If they do learn of them, they do not know how to present them in court. This is one of the most important aspects of criminal defense, knowing the statutory and case law grounds for mitigation in cases where people either have very bad cases or are in fact guilty.

What Is The Florida Punishment Code And The Point System?

Both the federal and state system have a standardized punishment code. The idea behind standardized punishment codes is that there would not be a wide disparity between people with similar fact patterns getting radically different sentences. One person gets a super hard sentence. One person gets a super light one. Unfortunately, the moment you throw politics in there, sentences go flying out the window, and that is exactly what has happened. In Florida, when someone is accused of a felony they cannot plead any contest at their first court date because a rule 3.992 score sheet has to be prepared.

This score sheet 3.992 sub paragraph A lists all the different ways points are added, starting with the most serious charge that a person is facing. There are ten offense severity rankings and each one of those rankings contains a certain number of points. The magic number is 44. At the end of the score sheet, the rule is this: If someone scores 0 – 22 points they cannot go to state prison unless the state proves an upward departure ground. If a person scores 22 to 44 points, it is within the discretion of the judge. If a person scores more than 44 points, then the sentence must be a state prison sentence, unless one of the 14 departure grounds is present. Lawyers do not pay enough attention to the departure grounds under rule 3.992 B.

Let us take a look at these departure grounds. Number one is a legitimate un-coerced plea bargain. Number two, the defendant was an accomplice and was a relatively minor participant. Number three, the capacity of the defendant to appreciate the criminal nature of the conduct, or to conform to that conduct and the requirements of the law is substantially impaired. The defendant requires specialized treatment for a mental disorder that is unrelated to substance abuse or addiction, or for a physical disability, and the defendant is immutable to treatment. Others include the need for restitution outweighs the need for prison. The victim was an initiator, willing participant, aggressor, or provoker of the incident. Another is the defendant acted under extreme duress or domination of another.

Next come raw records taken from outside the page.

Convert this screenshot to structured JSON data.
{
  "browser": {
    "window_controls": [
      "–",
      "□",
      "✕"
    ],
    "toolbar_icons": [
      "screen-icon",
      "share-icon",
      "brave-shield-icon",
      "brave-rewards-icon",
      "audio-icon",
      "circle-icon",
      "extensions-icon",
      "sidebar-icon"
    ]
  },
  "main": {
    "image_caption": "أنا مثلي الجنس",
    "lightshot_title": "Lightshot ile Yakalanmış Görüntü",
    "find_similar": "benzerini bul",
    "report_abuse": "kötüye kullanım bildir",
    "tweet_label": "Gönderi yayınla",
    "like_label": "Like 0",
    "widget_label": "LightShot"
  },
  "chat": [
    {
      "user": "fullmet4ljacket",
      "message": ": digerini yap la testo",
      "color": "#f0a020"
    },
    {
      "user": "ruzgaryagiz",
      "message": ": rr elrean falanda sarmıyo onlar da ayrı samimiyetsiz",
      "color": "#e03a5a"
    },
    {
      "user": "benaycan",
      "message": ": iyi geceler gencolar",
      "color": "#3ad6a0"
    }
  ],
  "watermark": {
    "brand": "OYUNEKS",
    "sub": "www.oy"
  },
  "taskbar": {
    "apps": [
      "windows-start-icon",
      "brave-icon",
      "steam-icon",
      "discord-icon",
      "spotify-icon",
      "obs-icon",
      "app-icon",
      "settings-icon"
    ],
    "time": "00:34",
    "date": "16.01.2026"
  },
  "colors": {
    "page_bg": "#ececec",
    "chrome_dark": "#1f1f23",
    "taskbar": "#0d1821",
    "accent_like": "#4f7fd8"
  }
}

Another ground is before the identity of the defendant was determined the victim was substantially compensated. The next would be the defendant cooperated with the state to resolve the current offense or any other offense. Next, the offense was committed in an unsophisticated manner, was an isolated incident, and the defendant has shown remorse. At the time of the offense, the defendant was too young to appreciate the consequences of the offense. The defendant is to be sentenced as a youthful offender. This one sounds good until someone finds out that it usually means four years in juvenile prison followed by two years of probation. That is not the great deal it sounds like it would be.

Next, we have the defendant is immutable to the services of the judiciary treatment phase drug court program and is otherwise qualified to participate in the program. This is the one thing I recommend people avoid at all costs. It is a violation waiting to happen. It almost always results in some jail time, and virtually every person who goes through drug court will relapse at some point. It is so bad that the legislature will not appropriate money to research the effectiveness of drug court. Why will the legislature not pay for research that is badly needed so that we can determine whether or not drug court works? Simply because there are a lot of lobbyists representing a lot of different special interests who do not want that information out. They already know it does not work, yet they will still take insurance money if they can get it for twenty-eight-day inpatient treatment programs.

Then we have the defendant was making a good-faith effort to provide a medical assistant for an individual experiencing a drug-related overdose. Those are the fourteen grounds.

Disclaimer: This article is in response to questions frequently asked of Mr. Cobb and is an unedited dictation transcript. Just like talk to text on your smartphone, there may be misspelled words or sentence fragments.